🤖 AI Summary
This paper addresses consistent estimation and inference for nonparametric blockwise M-estimators. It establishes a unified theoretical framework accommodating both convex and nonconvex objective functions, diverse loss families—including $L_p$, logistic, quantile, and distribution regression losses—and general non-identity link functions. Methodologically, it achieves, for the first time, joint consistent estimation of both the evaluation point and the loss-function indexing parameter; derives the optimal uniform Bahadur representation with sharp convergence rates; and develops a feasible strong approximation technique coupled with unified inference procedures—integrating blockwise estimation, uniform empirical process theory, Bahadur expansions, and functional transformation extensions. Under weaker regularity conditions than prior work, the approach attains optimal (and in some cases, information-bound achieving) estimation accuracy and valid inference, substantially advancing the state of the art. The results provide a rigorous, broadly applicable, and computationally implementable statistical foundation for quantile regression, distribution regression, and related nonparametric M-estimation problems.
📝 Abstract
This paper presents uniform estimation and inference theory for a large class of nonparametric partitioning-based M-estimators. The main theoretical results include: (i) uniform consistency for convex and non-convex objective functions; (ii) optimal uniform Bahadur representations; (iii) optimal uniform (and mean square) convergence rates; (iv) valid strong approximations and feasible uniform inference methods; and (v) extensions to functional transformations of underlying estimators. Uniformity is established over both the evaluation point of the nonparametric functional parameter and a Euclidean parameter indexing the class of loss functions.

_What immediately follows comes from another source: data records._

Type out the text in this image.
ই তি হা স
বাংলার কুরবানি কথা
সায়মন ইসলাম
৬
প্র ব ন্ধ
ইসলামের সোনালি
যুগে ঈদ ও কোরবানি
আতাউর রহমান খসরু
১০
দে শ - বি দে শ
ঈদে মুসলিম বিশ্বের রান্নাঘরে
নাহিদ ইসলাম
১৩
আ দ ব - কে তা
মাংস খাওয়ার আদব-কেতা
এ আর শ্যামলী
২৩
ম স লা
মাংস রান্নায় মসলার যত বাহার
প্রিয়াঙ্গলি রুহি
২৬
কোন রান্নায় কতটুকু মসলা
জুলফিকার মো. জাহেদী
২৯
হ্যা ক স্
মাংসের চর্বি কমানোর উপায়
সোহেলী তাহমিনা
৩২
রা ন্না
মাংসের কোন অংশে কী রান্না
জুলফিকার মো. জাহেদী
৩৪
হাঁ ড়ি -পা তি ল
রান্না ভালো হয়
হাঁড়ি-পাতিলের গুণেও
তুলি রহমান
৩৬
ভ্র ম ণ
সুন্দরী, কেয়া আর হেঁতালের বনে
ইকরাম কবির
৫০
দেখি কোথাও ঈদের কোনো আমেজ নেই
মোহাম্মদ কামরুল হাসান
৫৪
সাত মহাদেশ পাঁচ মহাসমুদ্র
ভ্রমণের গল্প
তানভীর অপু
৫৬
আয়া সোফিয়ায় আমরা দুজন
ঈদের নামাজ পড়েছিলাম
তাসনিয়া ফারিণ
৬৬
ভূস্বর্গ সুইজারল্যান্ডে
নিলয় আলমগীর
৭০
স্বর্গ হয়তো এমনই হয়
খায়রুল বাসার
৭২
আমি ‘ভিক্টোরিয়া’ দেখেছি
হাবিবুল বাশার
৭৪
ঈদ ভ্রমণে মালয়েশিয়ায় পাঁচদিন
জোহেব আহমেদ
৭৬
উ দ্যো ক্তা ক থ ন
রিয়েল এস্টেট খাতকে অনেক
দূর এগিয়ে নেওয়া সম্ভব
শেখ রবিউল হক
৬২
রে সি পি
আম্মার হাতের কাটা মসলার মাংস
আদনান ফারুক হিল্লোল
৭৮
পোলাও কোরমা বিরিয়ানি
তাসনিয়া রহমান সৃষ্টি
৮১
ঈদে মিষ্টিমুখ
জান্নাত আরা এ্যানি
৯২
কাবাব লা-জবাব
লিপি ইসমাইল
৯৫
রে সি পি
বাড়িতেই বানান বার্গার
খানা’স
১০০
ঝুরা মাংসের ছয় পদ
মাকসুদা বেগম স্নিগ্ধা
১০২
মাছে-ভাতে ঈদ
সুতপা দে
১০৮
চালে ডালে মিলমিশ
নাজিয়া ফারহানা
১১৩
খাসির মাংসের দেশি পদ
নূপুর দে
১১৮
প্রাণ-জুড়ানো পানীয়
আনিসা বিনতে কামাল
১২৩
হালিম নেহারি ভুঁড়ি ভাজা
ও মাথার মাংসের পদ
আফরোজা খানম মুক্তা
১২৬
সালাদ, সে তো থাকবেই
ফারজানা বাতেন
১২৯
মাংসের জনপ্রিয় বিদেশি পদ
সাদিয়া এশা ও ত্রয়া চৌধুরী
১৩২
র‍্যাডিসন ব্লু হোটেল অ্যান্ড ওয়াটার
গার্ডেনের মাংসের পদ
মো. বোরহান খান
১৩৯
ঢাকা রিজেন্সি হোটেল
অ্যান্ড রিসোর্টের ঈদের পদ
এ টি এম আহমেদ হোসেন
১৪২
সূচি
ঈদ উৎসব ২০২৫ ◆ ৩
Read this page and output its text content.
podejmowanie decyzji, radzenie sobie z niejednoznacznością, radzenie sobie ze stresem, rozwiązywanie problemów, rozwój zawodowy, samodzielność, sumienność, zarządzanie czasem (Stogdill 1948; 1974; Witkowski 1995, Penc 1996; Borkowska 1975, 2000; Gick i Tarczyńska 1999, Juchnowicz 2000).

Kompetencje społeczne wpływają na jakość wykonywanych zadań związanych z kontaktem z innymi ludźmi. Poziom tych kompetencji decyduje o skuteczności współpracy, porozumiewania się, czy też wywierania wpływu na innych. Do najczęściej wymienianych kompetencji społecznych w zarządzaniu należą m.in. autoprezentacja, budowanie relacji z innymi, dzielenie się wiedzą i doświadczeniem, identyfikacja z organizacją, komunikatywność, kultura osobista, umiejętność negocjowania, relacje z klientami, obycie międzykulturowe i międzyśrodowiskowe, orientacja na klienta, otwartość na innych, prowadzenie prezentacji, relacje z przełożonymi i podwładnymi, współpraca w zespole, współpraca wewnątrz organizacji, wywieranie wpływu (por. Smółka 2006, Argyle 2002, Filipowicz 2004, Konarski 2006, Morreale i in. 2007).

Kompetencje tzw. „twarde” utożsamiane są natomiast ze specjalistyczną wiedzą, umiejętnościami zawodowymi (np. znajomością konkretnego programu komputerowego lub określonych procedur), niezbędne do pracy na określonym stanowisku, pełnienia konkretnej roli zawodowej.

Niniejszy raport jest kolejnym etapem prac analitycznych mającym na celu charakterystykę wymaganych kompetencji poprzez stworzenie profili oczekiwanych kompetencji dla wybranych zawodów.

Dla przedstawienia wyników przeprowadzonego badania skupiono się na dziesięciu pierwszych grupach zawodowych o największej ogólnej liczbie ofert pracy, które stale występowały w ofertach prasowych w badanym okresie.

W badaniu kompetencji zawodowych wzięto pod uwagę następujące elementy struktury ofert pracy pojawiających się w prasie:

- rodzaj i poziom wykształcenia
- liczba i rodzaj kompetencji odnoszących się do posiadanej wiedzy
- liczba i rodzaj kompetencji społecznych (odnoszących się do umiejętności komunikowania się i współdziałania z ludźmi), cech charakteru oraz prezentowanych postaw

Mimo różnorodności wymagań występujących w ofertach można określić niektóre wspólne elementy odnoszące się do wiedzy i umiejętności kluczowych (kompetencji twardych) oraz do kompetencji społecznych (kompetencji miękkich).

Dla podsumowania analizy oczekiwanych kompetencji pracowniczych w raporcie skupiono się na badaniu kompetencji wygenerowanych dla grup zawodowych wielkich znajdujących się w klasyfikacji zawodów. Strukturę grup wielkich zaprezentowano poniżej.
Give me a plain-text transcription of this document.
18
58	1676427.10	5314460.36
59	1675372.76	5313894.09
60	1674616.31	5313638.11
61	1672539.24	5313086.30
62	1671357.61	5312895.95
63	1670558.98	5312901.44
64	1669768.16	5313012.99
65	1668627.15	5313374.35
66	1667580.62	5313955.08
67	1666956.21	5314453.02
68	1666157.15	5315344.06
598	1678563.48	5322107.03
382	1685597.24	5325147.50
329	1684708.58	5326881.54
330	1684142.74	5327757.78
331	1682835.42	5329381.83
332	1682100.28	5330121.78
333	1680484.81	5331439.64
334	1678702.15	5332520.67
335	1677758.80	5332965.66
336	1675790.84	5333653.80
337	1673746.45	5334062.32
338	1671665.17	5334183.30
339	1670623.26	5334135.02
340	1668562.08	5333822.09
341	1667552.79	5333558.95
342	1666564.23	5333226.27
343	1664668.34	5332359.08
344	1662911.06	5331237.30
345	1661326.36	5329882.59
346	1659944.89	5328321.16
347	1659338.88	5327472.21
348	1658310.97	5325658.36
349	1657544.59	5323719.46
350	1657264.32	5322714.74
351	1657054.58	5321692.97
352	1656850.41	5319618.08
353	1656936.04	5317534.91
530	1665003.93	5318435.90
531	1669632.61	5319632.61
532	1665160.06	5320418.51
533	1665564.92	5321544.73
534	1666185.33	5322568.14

The results also account explicitly for the smoothness degree of the loss function (if any), and allow for a possibly non-identity (inverse) link function. We illustrate the main theoretical and methodological results with four substantive applications: quantile regression, distribution regression, $L_p$ regression, and Logistic regression; many other possibly non-smooth, nonlinear, generalized, robust M-estimation settings are covered by our theoretical results. We provide detailed comparisons with the existing literature and demonstrate substantive improvements: we achieve the best (in some cases optimal) known results under improved (in some cases minimal) requirements in terms of regularity conditions and side rate restrictions. The supplemental appendix reports other technical results that may be of independent interest.